You’ll get a mixed bag of answers – as I have on #The Buddy Martin Show in recent weeks. Most of my so-called “expert” guests who specialize in college football – and especially the Gators – see moderate success ahead. Perhaps it can be best described “close but no cigar” for Mullen whose progress was rocking along nicely until the semi-collapse at the end of the 2020 season.

No matter how you slice it – and most of my most knowledgeable guests commentators tend to cut Mullen slack – the tail-end 0-3 swan dive was not a pretty optic. We can talk about the unfortunate oopsies that occurred as the Gators closed out a season which had included an encouraging win over Georgia, but the truth is 0-3 still 0-3. And the question is: Where do they go from here?

OK, so The Shoe Game was ugly, but perhaps an anomaly. And we don’t just assume Kyle Trask would have gotten Evan McPherson close enough to have cut through the fog with a sure-fire winning field goal over LSU. But probably. So chalk that off to circumstance. Besides, they could be forgiven for peeking around the corner at Alabama.

If the Crimson Tide were the measuring stick in 2020 – and why wouldn’t they be? – then let’s apply the Dan Mullen Algebra to the question that he answered about Georgia in 2019 when the Gators lost by a touchdown to the Bulldogs:

Reporter: “How far behind is Florida to Georgia?”

Mullen: “Seven points.”

Seems like Dan Mullen used to smile a lot more. Photo Credit: Alex Shepherd

By that standard, since Saban beat Mullen only, 52-46, in the SEC Championship game, it could be argued Florida is nipping at the heels of Alabama, except we all know that’s not the truth. Nobody else came within 6 points of Alabama. Progress, but no cigar.

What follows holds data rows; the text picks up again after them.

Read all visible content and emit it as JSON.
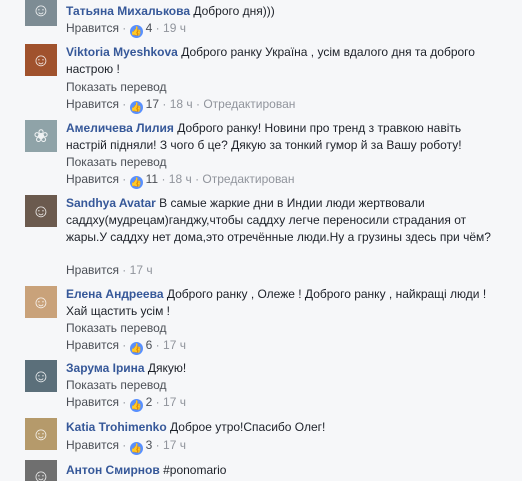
{
  "colors": {
    "author": "#365899",
    "link": "#4b4f56",
    "meta": "#90949c",
    "like": "#5890ff"
  },
  "comments": [
    {
      "author": "Татьяна Михалькова",
      "text": "Доброго дня)))",
      "like_label": "Нравится",
      "likes": "4",
      "time": "19 ч",
      "edited": "",
      "translate": ""
    },
    {
      "author": "Viktoria Myeshkova",
      "text": "Доброго ранку Україна , усім вдалого дня та доброго настрою !",
      "like_label": "Нравится",
      "likes": "17",
      "time": "18 ч",
      "edited": "Отредактирован",
      "translate": "Показать перевод"
    },
    {
      "author": "Амеличева Лилия",
      "text": "Доброго ранку! Новини про тренд з травкою навіть настрій підняли! З чого б це? Дякую за тонкий гумор й за Вашу роботу!",
      "like_label": "Нравится",
      "likes": "11",
      "time": "18 ч",
      "edited": "Отредактирован",
      "translate": "Показать перевод"
    },
    {
      "author": "Sandhya Avatar",
      "text": "В самые жаркие дни в Индии люди жертвовали саддху(мудрецам)ганджу,чтобы саддху легче переносили страдания от жары.У саддху нет дома,это отречённые люди.Ну а грузины здесь при чём?",
      "like_label": "Нравится",
      "likes": "",
      "time": "17 ч",
      "edited": "",
      "translate": ""
    },
    {
      "author": "Елена Андреева",
      "text": "Доброго ранку , Олеже ! Доброго ранку , найкращі люди ! Хай щастить усім !",
      "like_label": "Нравится",
      "likes": "6",
      "time": "17 ч",
      "edited": "",
      "translate": "Показать перевод"
    },
    {
      "author": "Зарума Ірина",
      "text": "Дякую!",
      "like_label": "Нравится",
      "likes": "2",
      "time": "17 ч",
      "edited": "",
      "translate": "Показать перевод"
    },
    {
      "author": "Katia Trohimenko",
      "text": "Доброе утро!Спасибо Олег!",
      "like_label": "Нравится",
      "likes": "3",
      "time": "17 ч",
      "edited": "",
      "translate": ""
    },
    {
      "author": "Антон Смирнов",
      "text": "#ponomario",
      "like_label": "",
      "likes": "",
      "time": "",
      "edited": "",
      "translate": ""
    }
  ]
}
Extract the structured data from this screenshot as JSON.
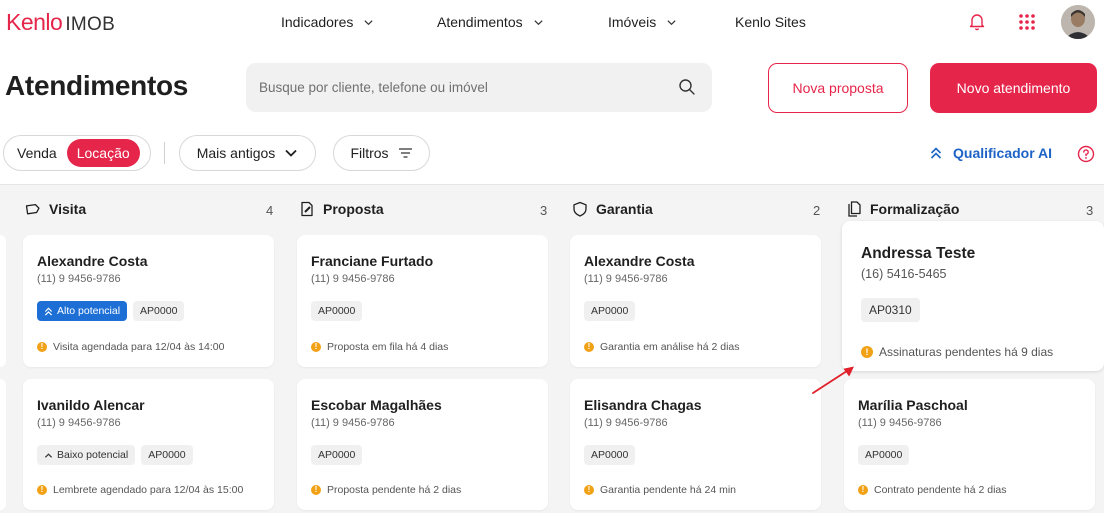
{
  "logo": {
    "brand": "Kenlo",
    "product": "IMOB"
  },
  "nav": {
    "items": [
      "Indicadores",
      "Atendimentos",
      "Imóveis",
      "Kenlo Sites"
    ]
  },
  "header": {
    "title": "Atendimentos",
    "search_placeholder": "Busque por cliente, telefone ou imóvel",
    "btn_nova_proposta": "Nova proposta",
    "btn_novo_atendimento": "Novo atendimento"
  },
  "filters": {
    "toggle": [
      "Venda",
      "Locação"
    ],
    "active_toggle": "Locação",
    "sort": "Mais antigos",
    "filters_label": "Filtros",
    "qualificador": "Qualificador AI"
  },
  "colors": {
    "accent": "#e6254a",
    "blue": "#1d6fd6",
    "warning": "#f1a115"
  },
  "columns": [
    {
      "title": "Visita",
      "count": "4",
      "icon": "tag-icon",
      "cards": [
        {
          "name": "Alexandre Costa",
          "phone": "(11) 9 9456-9786",
          "potential": "Alto potencial",
          "code": "AP0000",
          "status": "Visita agendada para 12/04 às 14:00"
        },
        {
          "name": "Ivanildo Alencar",
          "phone": "(11) 9 9456-9786",
          "potential": "Baixo potencial",
          "code": "AP0000",
          "status": "Lembrete agendado para 12/04 às 15:00"
        }
      ]
    },
    {
      "title": "Proposta",
      "count": "3",
      "icon": "document-edit-icon",
      "cards": [
        {
          "name": "Franciane Furtado",
          "phone": "(11) 9 9456-9786",
          "code": "AP0000",
          "status": "Proposta em fila há 4 dias"
        },
        {
          "name": "Escobar Magalhães",
          "phone": "(11) 9 9456-9786",
          "code": "AP0000",
          "status": "Proposta pendente há 2 dias"
        }
      ]
    },
    {
      "title": "Garantia",
      "count": "2",
      "icon": "shield-icon",
      "cards": [
        {
          "name": "Alexandre Costa",
          "phone": "(11) 9 9456-9786",
          "code": "AP0000",
          "status": "Garantia em análise há 2 dias"
        },
        {
          "name": "Elisandra Chagas",
          "phone": "(11) 9 9456-9786",
          "code": "AP0000",
          "status": "Garantia pendente há 24 min"
        }
      ]
    },
    {
      "title": "Formalização",
      "count": "3",
      "icon": "documents-icon",
      "cards": [
        {
          "name": "Andressa Teste",
          "phone": "(16) 5416-5465",
          "code": "AP0310",
          "status": "Assinaturas pendentes há 9 dias"
        },
        {
          "name": "Marília Paschoal",
          "phone": "(11) 9 9456-9786",
          "code": "AP0000",
          "status": "Contrato pendente há 2 dias"
        }
      ]
    }
  ]
}
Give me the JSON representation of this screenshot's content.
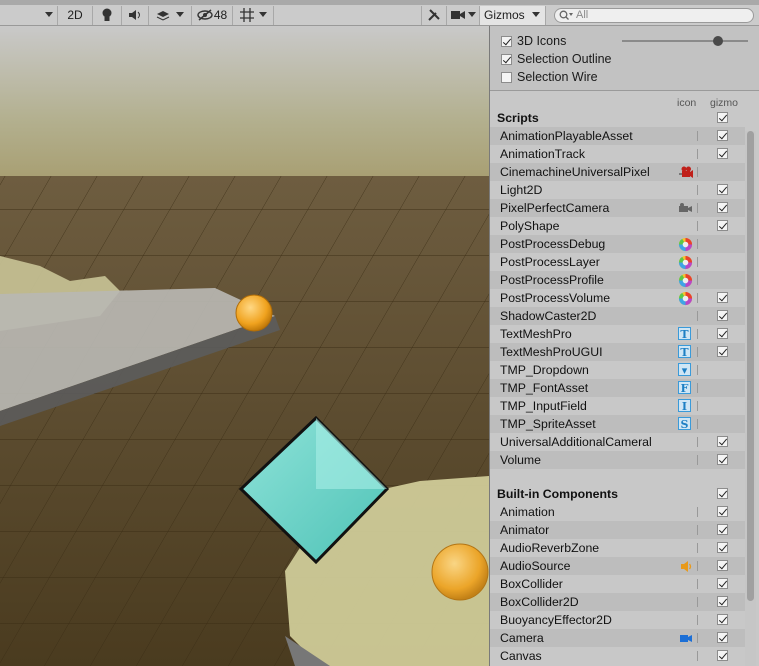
{
  "toolbar": {
    "mode_2d": "2D",
    "hidden_count": "48",
    "gizmos_label": "Gizmos",
    "search_placeholder": "All"
  },
  "gizmos_panel": {
    "options": [
      {
        "label": "3D Icons",
        "checked": true
      },
      {
        "label": "Selection Outline",
        "checked": true
      },
      {
        "label": "Selection Wire",
        "checked": false
      }
    ],
    "icon_size_slider": 0.8,
    "col_icon": "icon",
    "col_gizmo": "gizmo",
    "sections": [
      {
        "title": "Scripts",
        "checked": true,
        "items": [
          {
            "name": "AnimationPlayableAsset",
            "icon": "",
            "checked": true
          },
          {
            "name": "AnimationTrack",
            "icon": "",
            "checked": true
          },
          {
            "name": "CinemachineUniversalPixel",
            "icon": "cinemachine-icon",
            "checked": null
          },
          {
            "name": "Light2D",
            "icon": "",
            "checked": true
          },
          {
            "name": "PixelPerfectCamera",
            "icon": "camera-small-icon",
            "checked": true
          },
          {
            "name": "PolyShape",
            "icon": "",
            "checked": true
          },
          {
            "name": "PostProcessDebug",
            "icon": "color-wheel-icon",
            "checked": null
          },
          {
            "name": "PostProcessLayer",
            "icon": "color-wheel-icon",
            "checked": null
          },
          {
            "name": "PostProcessProfile",
            "icon": "color-wheel-icon",
            "checked": null
          },
          {
            "name": "PostProcessVolume",
            "icon": "color-wheel-icon",
            "checked": true
          },
          {
            "name": "ShadowCaster2D",
            "icon": "",
            "checked": true
          },
          {
            "name": "TextMeshPro",
            "icon": "text-t-icon",
            "glyph": "T",
            "checked": true
          },
          {
            "name": "TextMeshProUGUI",
            "icon": "text-t-icon",
            "glyph": "T",
            "checked": true
          },
          {
            "name": "TMP_Dropdown",
            "icon": "dropdown-icon",
            "glyph": "▾",
            "checked": null
          },
          {
            "name": "TMP_FontAsset",
            "icon": "font-asset-icon",
            "glyph": "F",
            "checked": null
          },
          {
            "name": "TMP_InputField",
            "icon": "input-field-icon",
            "glyph": "I",
            "checked": null
          },
          {
            "name": "TMP_SpriteAsset",
            "icon": "sprite-asset-icon",
            "glyph": "S",
            "checked": null
          },
          {
            "name": "UniversalAdditionalCameral",
            "icon": "",
            "checked": true
          },
          {
            "name": "Volume",
            "icon": "",
            "checked": true
          }
        ]
      },
      {
        "title": "Built-in Components",
        "checked": true,
        "items": [
          {
            "name": "Animation",
            "icon": "",
            "checked": true
          },
          {
            "name": "Animator",
            "icon": "",
            "checked": true
          },
          {
            "name": "AudioReverbZone",
            "icon": "",
            "checked": true
          },
          {
            "name": "AudioSource",
            "icon": "speaker-icon",
            "checked": true
          },
          {
            "name": "BoxCollider",
            "icon": "",
            "checked": true
          },
          {
            "name": "BoxCollider2D",
            "icon": "",
            "checked": true
          },
          {
            "name": "BuoyancyEffector2D",
            "icon": "",
            "checked": true
          },
          {
            "name": "Camera",
            "icon": "camera-icon",
            "checked": true
          },
          {
            "name": "Canvas",
            "icon": "",
            "checked": true
          }
        ]
      }
    ]
  }
}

And then we don’t even need to discuss that disastrous 55-20 loss to Oklahoma in the Cotton “Opt Out” Bowl, do we?

So Mullen must own all of that. And as he cobbles together his roster from various sources, including the happy hunting ground of the Transfer Portal, we shall be watching keenly to see if the 2021 squad can drum up a rebuilt defense and reshape the offense behind four-year non-starter Emory Jones.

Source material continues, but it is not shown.